Ce fut comme une grande bouffée d’air pur et vivifiant. Fiora versa ses dernières larmes contre la joue de Khatoun qu’elle étreignit avec une profonde émotion.
– Toi, au moins, je te retrouve ! Je n’imaginais pas recevoir, ce soir, une aussi grande joie.
Avec l’impression que le temps revenait, elle se laissa revêtir par la jeune Tartare de la superbe robe de drap d’or que Domingo venait d’apporter, mais le contact froid du tissu métallique la fit frissonner et Khatoun crut que c’était d’angoisse :
– Ne pense pas ! supplia-t-elle. Il ne faut pas penser à autrefois ! Ce soir, tu fais un mauvais rêve, mais tu te réveilleras.
– Tu crois ?
– J’en suis sûre. Demain, tu verras la contessa Catarina, ajouta-t-elle dans un souffle. Elle a des choses à te dire.
Quand, une heure plus tard, Fiora, suivie de Khatoun aussi compassée qu’une vraie dame d’honneur, fit son entrée dans la chapelle papale, il lui sembla pénétrer à l’intérieur d’un missel. Une brassée de cierges jaunes faisaient chanter les ors et vivre les personnages peints à fresque par Melozzo da Forli. Dans leur splendeur chamarrée et leurs vives couleurs, ils lui parurent plus vrais que les personnages vivants placés aux alentours de l’autel, peut-être parce que son esprit et son cœur refusaient la réalité de toutes leurs forces.
Pour retarder l’instant redouté, Fiora choisit de regarder d’abord le pape, tache blanche sertie entre les bras d’un haut fauteuil de velours rouge. Il ressemblait plus que jamais à un gros batracien hargneux. En face de lui, il y avait une double tache noire et argentée que Fiora reconnut à sa haine avant de distinguer les visages : Hieronyma et Francesco Pazzi qu’elle effleura seulement d’un regard lourd de mépris. Et puis, devant l’autel, une forme étrange, une sorte d’insecte doré aux longues pattes grêles, un corps ovoïde surmonté d’une grosse tête sans cou qui penchait d’un côté, trop lourde peut-être pour qu’on pût la tenir droite. Des cheveux longs et soyeux d’une chaude couleur de châtaigne – la seule beauté de ce garçon sans âge – encadraient un visage aux lèvres molles, au nez tombant et aux lourdes paupières se relevant à peine sur des prunelles dont il était impossible de saisir la couleur.
Dès le seuil franchi, Fiora s’arrêta un instant, prête à s’enfuir si ceux dont elle avait demandé la présence ne se trouvaient pas là.
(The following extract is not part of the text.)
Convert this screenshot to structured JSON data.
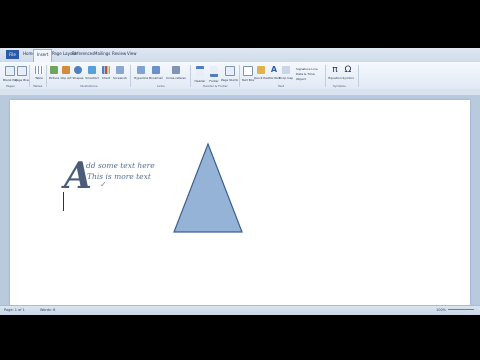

Mais, dans l’ombre du trône papal, elle découvrit la simarre pourpre du cardinal camerlingue et la haute silhouette de Mortimer sobrement vêtu de drap brun et qui, les bras croisés sur sa poitrine, se rongeait un poing. Riario avait accompli sa promesse et Fiora pouvait, à présent, se rassurer sur le sort de son ami... Mais quand son regard rencontra celui de l’Ecossais, assombri par une impuissante colère, elle sentit son courage diminuer. Il était tellement l’image d’un passé proche, d’un passé perdu et devenu, de ce fait, singulièrement cher, qu’elle eut envie de courir à lui et de se réfugier dans cette force qu’elle connaissait si bien. Bien sûr, Mortimer viendrait sans peine à bout des quelques hommes présents, âgés pour la plupart, mais au-dehors il y avait des gardes, il y avait aussi des geôliers et des bourreaux, et Fiora ne pouvait plus revenir en arrière.